Three for three is looking pretty good.
Originally Posted by JHZR2
But how/why did office run?
Maybe it's easy for mIcrosoft and others to just check a box and provide software for many different Mac OSs. Also seems like a configuration nightmare, and worse for those folks who aren't tech savvy and now won't know why their download won't install.
But I'm sure they have lots of people thinking about interoperability.
This will be the third time Apple has made a transition from one hardware architecture to another, and it couldn't have happened if the company didn't make it a smooth process for developers, and users alike.
I'm not sure what the concern is over providing support for multiple architectures, when MS already does so for its products. There are three different versions of its OS, Windows (x86-64, x86, and yes, Arm, even if the last isn't quite as well advanced). There are different versions of Office for Windows, Mac, and Mobile.
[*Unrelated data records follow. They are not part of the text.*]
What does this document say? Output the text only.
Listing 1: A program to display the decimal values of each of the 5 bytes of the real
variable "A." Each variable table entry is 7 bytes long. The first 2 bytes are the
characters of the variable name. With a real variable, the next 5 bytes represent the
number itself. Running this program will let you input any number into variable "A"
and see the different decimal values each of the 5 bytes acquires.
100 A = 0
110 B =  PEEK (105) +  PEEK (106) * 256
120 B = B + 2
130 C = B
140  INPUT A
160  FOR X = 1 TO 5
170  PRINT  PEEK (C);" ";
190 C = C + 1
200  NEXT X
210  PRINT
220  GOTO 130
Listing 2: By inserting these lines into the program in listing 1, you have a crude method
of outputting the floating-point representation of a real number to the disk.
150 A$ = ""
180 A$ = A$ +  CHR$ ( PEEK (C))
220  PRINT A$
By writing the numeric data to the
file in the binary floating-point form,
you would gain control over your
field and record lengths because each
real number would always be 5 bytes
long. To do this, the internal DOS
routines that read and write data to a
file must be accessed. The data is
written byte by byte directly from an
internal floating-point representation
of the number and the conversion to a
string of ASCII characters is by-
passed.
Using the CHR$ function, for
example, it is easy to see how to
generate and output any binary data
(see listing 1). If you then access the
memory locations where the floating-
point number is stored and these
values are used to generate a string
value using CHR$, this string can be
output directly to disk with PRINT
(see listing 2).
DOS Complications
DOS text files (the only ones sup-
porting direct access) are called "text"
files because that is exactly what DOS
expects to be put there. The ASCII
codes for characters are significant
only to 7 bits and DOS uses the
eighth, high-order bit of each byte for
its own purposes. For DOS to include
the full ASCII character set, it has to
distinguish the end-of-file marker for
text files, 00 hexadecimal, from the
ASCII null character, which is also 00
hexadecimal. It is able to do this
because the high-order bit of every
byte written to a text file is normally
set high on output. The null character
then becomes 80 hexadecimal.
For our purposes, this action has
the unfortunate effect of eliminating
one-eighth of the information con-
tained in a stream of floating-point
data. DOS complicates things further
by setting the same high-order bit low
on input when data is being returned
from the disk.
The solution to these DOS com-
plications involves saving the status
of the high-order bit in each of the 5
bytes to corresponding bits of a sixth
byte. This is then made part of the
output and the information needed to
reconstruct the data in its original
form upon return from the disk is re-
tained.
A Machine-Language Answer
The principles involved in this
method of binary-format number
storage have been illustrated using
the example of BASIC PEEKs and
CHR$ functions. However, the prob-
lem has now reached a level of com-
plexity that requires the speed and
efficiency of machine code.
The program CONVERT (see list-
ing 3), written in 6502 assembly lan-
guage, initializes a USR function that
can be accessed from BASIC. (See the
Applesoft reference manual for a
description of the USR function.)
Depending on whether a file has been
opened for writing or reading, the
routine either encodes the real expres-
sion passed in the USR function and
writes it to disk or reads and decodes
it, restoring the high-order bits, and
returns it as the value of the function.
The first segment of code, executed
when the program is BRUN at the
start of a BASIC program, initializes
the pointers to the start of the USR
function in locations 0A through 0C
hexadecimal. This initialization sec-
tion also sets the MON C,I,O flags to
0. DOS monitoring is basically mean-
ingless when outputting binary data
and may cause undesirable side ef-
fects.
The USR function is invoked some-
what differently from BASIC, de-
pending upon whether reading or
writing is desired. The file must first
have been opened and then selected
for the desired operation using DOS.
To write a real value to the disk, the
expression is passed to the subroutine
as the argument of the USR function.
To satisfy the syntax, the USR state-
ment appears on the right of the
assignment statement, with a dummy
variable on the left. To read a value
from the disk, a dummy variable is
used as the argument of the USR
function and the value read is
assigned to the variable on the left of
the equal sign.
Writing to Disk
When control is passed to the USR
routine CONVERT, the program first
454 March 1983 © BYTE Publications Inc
It's the job of any software company to develop specific products for any market it wishes to be in, same as it is for the automotive OEMs to design and build products for each market, or even just simply LHD/RHD.
From the developer standpoint, simply checking a box may be oversimplifying things, and there will be some additional work needed, but beyond that, a lot of the heavy lifting will already have been done, if the developer has used the relevant IDE (CodeWarrior, for 68k to PPC, Xcode for Intel, and now ARM), and written clean code that calls upon supported APIs, and isn't encumbered by deprecated APIs, or legacy code. Dumping 68k wouldn't have been possible without CodeWarrior, and tools like it and Xcode relieve much of the pressure on the developer to worry about the low level architecture.
From a business standpoint, there are still unreleased Intel-based Macs in the pipeline, relatively new ones in the Mac Pro and Macbook Pro, as well as the current installed based, which will not disappear overnight, with some dating back ~12 years still in use. The just announced Mac OS 11/Big Sur supports machines up to 7 years old. It's not Windows in that respect, but it's also not the albatross that MS has had to bear, in supporting XP, and then 7 users, having to look back, as well as forward.
From the user standpoint, programs will be distributed in fat binaries that will run on both architectures, or in app slices through Apple's app store, so that will be transparent to the user.
And for the vast majority of them, ever since the smartphone became mainstream, the biggest question about the hottest new essential apps isn't whether they'll run on the desktop, it's whether it's available on both iOS and Android. By switching to ARM, Apple is making that hurdle easier to clear, at least for Macs.
Apple has done this twice before, and providing it executes according to plan, and makes it smooth enough for others to do so, then it will probably succeed again.